Freire is heplful to me as I organize with Latino immigrants, by forcing me to be conscious of my power as a teacher/organizer in leadership development situations. Instead of creating a cultish catharsis environment where I step in to provide a path out if only one accepts my organizing philosophy, I try dialog with people immediately until they begin to generate their own solutions to better their community. Once leaders actually internalize that they have the capacity to get involved in policy decisions that affect them, then and only then, do I offer my quasi-expert opinion. At this stage, they are also ready to sit through an advanced lecture-type training without agreeing that the organizer is right and that they need only do everything he or she says in order for life to get better. They will instead challenge and question the trainer and the material with the same critical attitude that the formally educated organizer once did when he or she went to school. Ultimately, the romanticizing of Freire deprives people of the opportunity for an intense education like the one “we” have received. It’s a lot like a rich person telling a poor person that “money isn’t everything”–easy for them to say!
What organizers qua educators should do is make sure that they are creating environments where community people can develop a questioning, critical attitude coupled with a stronger sense of self. Once this is done, then there is no reason to keep them from learning in other environments whether it be through Alinsky workshops or formal schooling. If the organizer/educator does his or her job–a community leader will be perfectly able to absorb what is useful from those “other” workshops while discarding what is not.
Freire’s unique contribution to education is not the idea that the classroom or organizing project should support revolution (this has always been said during during revolutionary times). His contribution is–contra Sol Stern–perfectly pedagogical: the teacher/organizer should take into account power differentials when shaping a learning environment so as not to merely transmit information that reinforces the status quo and in the process stifles critical thinking.
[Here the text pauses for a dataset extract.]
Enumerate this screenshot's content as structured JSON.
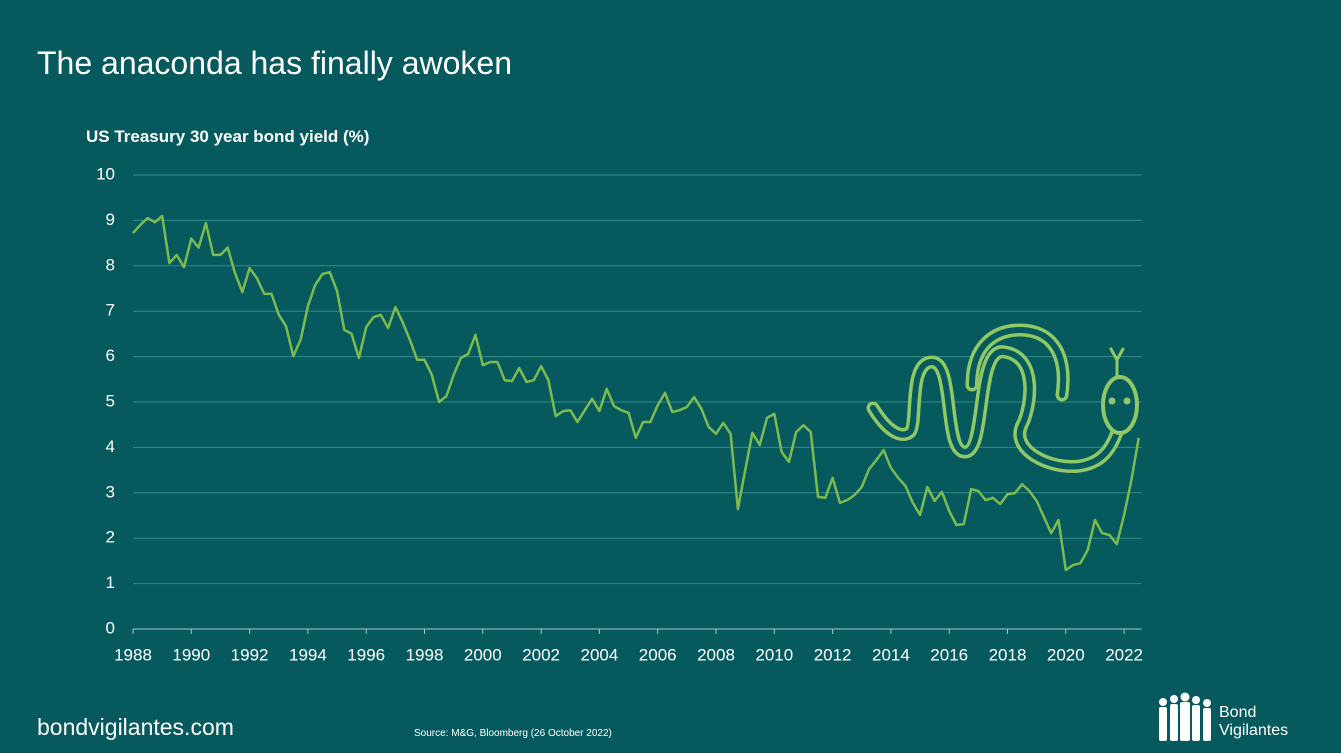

This pedagogy includes dialog and consciousness raising but it need not be tied to a specific ideology. Freire asks us to notice little things like whether we speak from a podium (or via a power point), creating a expert-trainee relationship (even dependence) in our first encounter with people or whether we dialog with them as capable human beings creating a mutual learning environment. This does not replace other ways of educating people, but it does signal pitfalls to us that we can avoid in any pedagogy.